One striking thing about the new mosque is that most if not all the clerics who run it are ethnic Tatars, whereas most of the people who come to pray are from the Russian North Caucasus or Central Asia. It’s a pattern which Maxim Shevchenko says is replicated across the country.
“The entire Muslim hierarchy in Russia belongs to the Tatars, “he says. “All official Muslim clerics are Tatar and all Friday sermons are given in Russian and Tatar languages.”
What this means is that for many worshippers prayers are conducted according to traditions which are alien to them, and sermons are delivered in a language which they don’t fully understand.
This is another factor, observers say, which could be leading young men away from official mosques and into radical groups.
Askat, a taxi-driver from Kyrgyzstan is a typical case.

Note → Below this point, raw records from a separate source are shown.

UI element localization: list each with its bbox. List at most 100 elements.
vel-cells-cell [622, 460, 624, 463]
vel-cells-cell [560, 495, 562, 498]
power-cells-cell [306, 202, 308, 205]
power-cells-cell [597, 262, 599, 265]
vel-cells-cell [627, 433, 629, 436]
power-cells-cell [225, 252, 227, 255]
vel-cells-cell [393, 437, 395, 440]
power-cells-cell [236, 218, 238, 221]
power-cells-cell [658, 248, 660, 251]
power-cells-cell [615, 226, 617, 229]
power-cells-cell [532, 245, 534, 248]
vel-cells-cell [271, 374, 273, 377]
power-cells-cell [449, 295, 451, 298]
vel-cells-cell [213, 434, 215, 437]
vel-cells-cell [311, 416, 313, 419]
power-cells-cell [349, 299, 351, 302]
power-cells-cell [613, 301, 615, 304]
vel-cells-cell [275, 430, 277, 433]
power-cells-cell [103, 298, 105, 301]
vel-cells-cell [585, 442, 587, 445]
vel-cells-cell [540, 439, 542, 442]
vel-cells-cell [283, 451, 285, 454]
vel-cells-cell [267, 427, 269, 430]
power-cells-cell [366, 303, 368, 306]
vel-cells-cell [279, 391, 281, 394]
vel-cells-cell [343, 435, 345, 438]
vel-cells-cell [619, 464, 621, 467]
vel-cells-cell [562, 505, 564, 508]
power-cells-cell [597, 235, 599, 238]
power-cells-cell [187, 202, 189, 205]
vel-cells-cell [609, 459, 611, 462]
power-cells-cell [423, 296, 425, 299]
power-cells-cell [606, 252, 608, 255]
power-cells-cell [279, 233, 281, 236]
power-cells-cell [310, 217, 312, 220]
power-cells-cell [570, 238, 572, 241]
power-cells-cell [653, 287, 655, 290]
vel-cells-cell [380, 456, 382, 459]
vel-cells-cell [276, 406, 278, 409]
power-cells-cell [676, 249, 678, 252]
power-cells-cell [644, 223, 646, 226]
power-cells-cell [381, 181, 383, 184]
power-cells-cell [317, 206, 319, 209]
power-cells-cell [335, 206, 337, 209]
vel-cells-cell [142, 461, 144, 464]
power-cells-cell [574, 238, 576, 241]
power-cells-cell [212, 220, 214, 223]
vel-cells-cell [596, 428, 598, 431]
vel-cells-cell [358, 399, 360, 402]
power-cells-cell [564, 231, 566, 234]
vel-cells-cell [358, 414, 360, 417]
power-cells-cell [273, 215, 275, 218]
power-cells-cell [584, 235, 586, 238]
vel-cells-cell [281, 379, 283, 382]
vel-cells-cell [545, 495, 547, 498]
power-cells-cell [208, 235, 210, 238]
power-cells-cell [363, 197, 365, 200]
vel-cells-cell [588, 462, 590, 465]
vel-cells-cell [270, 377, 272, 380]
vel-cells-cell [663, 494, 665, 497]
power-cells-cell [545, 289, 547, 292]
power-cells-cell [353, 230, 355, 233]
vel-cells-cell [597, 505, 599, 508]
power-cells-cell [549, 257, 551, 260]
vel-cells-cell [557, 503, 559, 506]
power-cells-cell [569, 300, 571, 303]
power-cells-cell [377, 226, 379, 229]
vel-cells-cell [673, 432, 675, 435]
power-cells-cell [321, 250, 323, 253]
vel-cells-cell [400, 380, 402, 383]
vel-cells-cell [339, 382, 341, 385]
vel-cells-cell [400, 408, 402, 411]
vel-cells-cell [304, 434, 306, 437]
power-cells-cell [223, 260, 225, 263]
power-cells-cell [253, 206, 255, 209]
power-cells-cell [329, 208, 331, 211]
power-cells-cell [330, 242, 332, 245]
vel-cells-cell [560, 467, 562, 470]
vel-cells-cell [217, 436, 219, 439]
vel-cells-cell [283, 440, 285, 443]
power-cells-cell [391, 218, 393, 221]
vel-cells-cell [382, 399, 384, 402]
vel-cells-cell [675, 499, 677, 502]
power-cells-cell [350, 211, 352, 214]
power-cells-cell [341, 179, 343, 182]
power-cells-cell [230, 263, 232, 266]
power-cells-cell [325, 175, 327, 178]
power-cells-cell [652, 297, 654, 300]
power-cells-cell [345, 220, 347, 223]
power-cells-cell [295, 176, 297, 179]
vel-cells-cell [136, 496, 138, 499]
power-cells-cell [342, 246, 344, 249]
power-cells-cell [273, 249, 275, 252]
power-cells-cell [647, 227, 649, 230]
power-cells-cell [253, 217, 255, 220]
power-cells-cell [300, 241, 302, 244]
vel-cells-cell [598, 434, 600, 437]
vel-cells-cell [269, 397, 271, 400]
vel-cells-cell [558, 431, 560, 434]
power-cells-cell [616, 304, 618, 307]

“I have lived here for so long, he says, but I don’t have a good command of Russian.”
Askat, tells us he wishes he could go to a mosque his own neighbourhood, and jokes that it would save him gallons of petrol monthly.
But under his cheerful exterior a worrying sense of exclusion emerges. He shows us the job adverts in the local newspapers. Each one openly says they are looking for a “Slav”.
“How can I get a better job here?” asks Askat. “People here don’t tolerate us.”
It’s clear there’s a still a long way to go before Moscow’s Muslims really feel part of the mainstream.